Under the Foreign Investment in Real Property Tax Act (“FIRPTA”), a person or entity purchasing a U.S. real property interest from a foreign person is required to withhold ten percent (10%) of the amount realized upon sale (gross sale price) from a foreign owner such as a Canadian.  I.R.C. § 1445 What that means, in effect, is that the Seller has to remit ten percent (10%) to the IRS.

This withholding ensures that any capital gain tax that may be owed by Seller is paid to the Internal Revenue Service (“IRS”).  For additional information about Canadians selling U.S. property, please see David Altro’s March 10, 2010 Blog, What Happens When a Canadian Sells U.S. Property? There are numerous aspects and exceptions to the withholding requirement which will not be discussed in this short blog.  Instead, let’s focus on how to figure out the Seller’s tax basis and taxable gain upon sale.

In terms of capital improvements that will bump up your basis, here is what the IRS may be looking for…

Many home improvements are capital improvements and are tax deductible if the home improvements add value to your home, prolong its useful life for more than one (1) year, adapt it to new uses, increase its functionality or restore damaged property.  Keep in mind that these improvements must increase the value of the home.

On the other hand, home repairs (that keep the property in good condition) are NOT home improvements according to the IRS.  For example, repainting the walls, patching the roof, installing wallpaper, replacing carpet, sealing the links, and repairing the windows are home repairs and considered maintenance.  These would not count in the analysis for bumping up your basis.

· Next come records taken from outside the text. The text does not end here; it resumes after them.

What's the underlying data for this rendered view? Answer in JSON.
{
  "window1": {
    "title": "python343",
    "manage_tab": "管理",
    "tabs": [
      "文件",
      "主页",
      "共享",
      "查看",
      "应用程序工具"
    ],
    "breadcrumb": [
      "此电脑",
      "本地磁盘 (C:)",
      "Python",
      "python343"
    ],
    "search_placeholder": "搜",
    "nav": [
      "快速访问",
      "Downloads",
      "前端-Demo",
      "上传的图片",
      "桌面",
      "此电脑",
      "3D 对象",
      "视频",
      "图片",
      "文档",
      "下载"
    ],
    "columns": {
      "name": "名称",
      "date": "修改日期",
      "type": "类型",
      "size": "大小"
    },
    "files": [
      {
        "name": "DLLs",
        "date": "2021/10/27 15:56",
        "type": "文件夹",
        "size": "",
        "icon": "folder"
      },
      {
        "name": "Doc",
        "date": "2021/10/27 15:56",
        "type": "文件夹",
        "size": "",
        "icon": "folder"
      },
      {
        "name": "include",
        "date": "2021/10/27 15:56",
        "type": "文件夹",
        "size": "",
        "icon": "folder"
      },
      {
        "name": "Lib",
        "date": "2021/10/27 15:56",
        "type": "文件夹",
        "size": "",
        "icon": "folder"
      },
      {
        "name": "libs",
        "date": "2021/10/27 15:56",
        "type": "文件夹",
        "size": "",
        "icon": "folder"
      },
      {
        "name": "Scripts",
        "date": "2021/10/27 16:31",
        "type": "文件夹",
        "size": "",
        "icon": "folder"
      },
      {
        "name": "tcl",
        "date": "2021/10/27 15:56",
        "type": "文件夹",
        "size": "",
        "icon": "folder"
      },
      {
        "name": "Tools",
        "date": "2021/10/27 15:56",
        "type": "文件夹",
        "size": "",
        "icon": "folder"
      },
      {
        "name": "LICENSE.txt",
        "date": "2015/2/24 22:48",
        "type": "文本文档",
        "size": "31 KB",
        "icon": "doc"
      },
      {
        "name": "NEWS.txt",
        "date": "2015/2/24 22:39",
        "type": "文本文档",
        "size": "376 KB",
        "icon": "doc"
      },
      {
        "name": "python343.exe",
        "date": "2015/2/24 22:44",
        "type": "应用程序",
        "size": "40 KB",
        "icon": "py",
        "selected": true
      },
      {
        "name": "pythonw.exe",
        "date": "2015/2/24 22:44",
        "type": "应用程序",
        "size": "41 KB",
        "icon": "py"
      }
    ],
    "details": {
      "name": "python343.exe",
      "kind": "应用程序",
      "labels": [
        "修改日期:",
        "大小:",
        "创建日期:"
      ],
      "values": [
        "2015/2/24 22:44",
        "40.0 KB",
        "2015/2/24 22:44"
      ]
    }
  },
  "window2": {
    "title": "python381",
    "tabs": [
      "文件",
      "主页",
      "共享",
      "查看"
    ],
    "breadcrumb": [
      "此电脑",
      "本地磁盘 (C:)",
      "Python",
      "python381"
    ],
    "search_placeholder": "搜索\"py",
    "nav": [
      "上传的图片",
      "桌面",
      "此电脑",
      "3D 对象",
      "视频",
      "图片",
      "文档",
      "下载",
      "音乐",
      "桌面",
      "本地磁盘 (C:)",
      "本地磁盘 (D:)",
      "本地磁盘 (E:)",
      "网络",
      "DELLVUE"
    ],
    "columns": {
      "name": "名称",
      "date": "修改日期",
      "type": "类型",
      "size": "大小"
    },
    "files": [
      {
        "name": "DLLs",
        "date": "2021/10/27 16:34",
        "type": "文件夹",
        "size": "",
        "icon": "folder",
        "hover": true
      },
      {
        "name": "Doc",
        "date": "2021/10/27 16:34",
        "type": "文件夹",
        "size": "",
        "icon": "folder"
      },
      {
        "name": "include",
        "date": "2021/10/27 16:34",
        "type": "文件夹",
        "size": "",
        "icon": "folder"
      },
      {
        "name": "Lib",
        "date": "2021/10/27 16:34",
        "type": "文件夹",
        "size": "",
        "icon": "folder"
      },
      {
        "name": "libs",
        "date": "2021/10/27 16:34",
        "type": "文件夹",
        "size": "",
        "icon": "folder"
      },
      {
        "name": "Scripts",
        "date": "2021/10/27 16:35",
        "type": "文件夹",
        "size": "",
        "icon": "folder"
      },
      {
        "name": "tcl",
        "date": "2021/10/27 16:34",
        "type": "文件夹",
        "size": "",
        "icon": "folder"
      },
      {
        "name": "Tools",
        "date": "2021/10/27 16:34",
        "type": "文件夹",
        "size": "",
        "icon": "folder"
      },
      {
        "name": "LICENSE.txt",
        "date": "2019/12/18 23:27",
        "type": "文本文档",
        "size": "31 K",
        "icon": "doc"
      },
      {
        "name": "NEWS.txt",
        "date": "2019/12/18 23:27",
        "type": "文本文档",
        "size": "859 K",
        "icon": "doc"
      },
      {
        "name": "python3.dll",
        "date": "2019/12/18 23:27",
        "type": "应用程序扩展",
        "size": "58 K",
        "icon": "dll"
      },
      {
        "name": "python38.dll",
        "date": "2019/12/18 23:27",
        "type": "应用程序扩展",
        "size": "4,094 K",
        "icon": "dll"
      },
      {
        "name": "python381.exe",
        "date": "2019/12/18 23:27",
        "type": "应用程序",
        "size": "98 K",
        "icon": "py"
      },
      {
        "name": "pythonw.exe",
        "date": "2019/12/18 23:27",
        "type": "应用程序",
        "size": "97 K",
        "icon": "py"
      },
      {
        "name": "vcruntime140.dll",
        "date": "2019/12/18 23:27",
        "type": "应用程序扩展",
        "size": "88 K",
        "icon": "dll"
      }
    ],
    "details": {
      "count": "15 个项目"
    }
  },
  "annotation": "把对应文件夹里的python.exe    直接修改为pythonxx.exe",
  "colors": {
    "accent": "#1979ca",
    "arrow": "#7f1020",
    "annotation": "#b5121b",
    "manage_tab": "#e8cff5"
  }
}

For a home, placing a fence, adding a room, installing a driveway, implementing a swimming pool, installing a new roof, setting a new built-in heating systems are capital improvements.  The IRS considers additions such as adding a bedroom, bathroom, deck, garage, porch or patio as capital improvements to the existing property.  Insulating your attic, walls and floors, including pipe and duct work are also considered capital improvements as well as adding new plumbing, a septic system, water heater or installing a new soft water system, filtration system.  You can also count adding a central humidifier, furnace or central air conditioning.

Interior improvements that count as capital improvements include adding built-in appliances and wall-to-wall carpeting, modernizing your kitchen or installing new floors.  Make sure to count any improvements you make to your lawn and grounds, such as paving your driveway, erecting a fence, walkway, putting in a retaining wall, sprinkler system or swimming pool.  Don’t forget about miscellaneous things such as installing a satellite system, central vacuum, storm windows/doors, a new roof, security system or wiring system.

Bottom line: Save your invoices and receipts for a future sale of your property.  Keep proof of the home’s purchase price and purchase expenses, receipts for all improvements or any worksheets you used to figure the adjusted basis of the home you sold (or are selling), the gain or loss on the sale, the exclusion and the taxable gain.

Be sure to take advantage of the capital improvements you made to increase your basis under FIRPTA!